Tailoring hollow structure within NiCoP nanowire arrays via nanoscale Kirkendall diffusion to enhance hydrogen evolution reaction.

Hollow structured nanomaterials with void space available inside the shells can effectively enhance electrocatalytic activity due to their high specific surface area, volume buffer and shell permeability properties. In this study, low-cost and hollow structured bimetal phosphide nanowires are synthesized directly on Ni foam via the Kirkendall effect by using NaH2PO2 as a phosphorizing agent at 350 °C. Both the crystal and hollow structures of the obtained phosphide can be efficiently tuned by controlling the amount of phosphorizing agent and the phosphorizing time. The morphology and microstructure of the obtained phosphides are characterised using various techniques, which indicate that the formation mechanism of the hollow structure is consistent with the Kirkendall effect.
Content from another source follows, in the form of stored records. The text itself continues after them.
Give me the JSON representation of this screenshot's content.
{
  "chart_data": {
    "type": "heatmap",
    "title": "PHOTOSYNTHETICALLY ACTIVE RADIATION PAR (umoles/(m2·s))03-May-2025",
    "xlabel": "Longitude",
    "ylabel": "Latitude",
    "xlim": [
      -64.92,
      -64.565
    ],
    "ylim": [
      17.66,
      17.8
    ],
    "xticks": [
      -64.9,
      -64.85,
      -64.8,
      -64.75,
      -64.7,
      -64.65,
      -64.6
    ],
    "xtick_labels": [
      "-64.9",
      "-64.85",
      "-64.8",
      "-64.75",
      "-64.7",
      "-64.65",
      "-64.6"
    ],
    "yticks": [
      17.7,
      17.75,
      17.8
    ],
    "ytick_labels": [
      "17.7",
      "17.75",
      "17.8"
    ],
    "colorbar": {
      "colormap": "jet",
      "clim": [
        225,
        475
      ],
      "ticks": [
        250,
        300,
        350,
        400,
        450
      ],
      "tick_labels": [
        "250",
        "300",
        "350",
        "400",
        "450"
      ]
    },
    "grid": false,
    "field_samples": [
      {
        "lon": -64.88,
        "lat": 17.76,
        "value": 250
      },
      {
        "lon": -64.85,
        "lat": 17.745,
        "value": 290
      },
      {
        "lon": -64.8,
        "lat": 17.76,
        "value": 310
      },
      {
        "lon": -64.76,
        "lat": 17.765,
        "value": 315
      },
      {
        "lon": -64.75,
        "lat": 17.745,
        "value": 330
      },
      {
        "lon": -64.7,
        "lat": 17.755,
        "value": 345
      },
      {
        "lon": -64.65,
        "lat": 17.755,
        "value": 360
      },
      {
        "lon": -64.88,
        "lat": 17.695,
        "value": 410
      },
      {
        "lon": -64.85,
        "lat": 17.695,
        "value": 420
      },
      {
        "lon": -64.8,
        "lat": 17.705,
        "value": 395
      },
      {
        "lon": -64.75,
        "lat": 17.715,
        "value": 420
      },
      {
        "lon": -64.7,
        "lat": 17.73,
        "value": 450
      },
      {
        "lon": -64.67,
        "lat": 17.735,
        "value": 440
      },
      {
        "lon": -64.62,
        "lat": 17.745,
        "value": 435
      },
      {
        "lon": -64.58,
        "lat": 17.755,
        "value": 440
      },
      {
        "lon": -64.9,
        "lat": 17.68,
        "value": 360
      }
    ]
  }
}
The optimized bimetal phosphide sample demonstrates a low onset potential (59 mV) at a current density of 10 mA cm-2, low charge transfer resistance (0.83 Ω) and superior durability in the hydrogen evolution reaction (HER) for water electrolysis. The electrochemical results clearly demonstrate that the hollow structure can efficiently improve the HER properties and the obtained phosphide is a promising HER catalysts for water splitting in KOH or seawater electrolytes.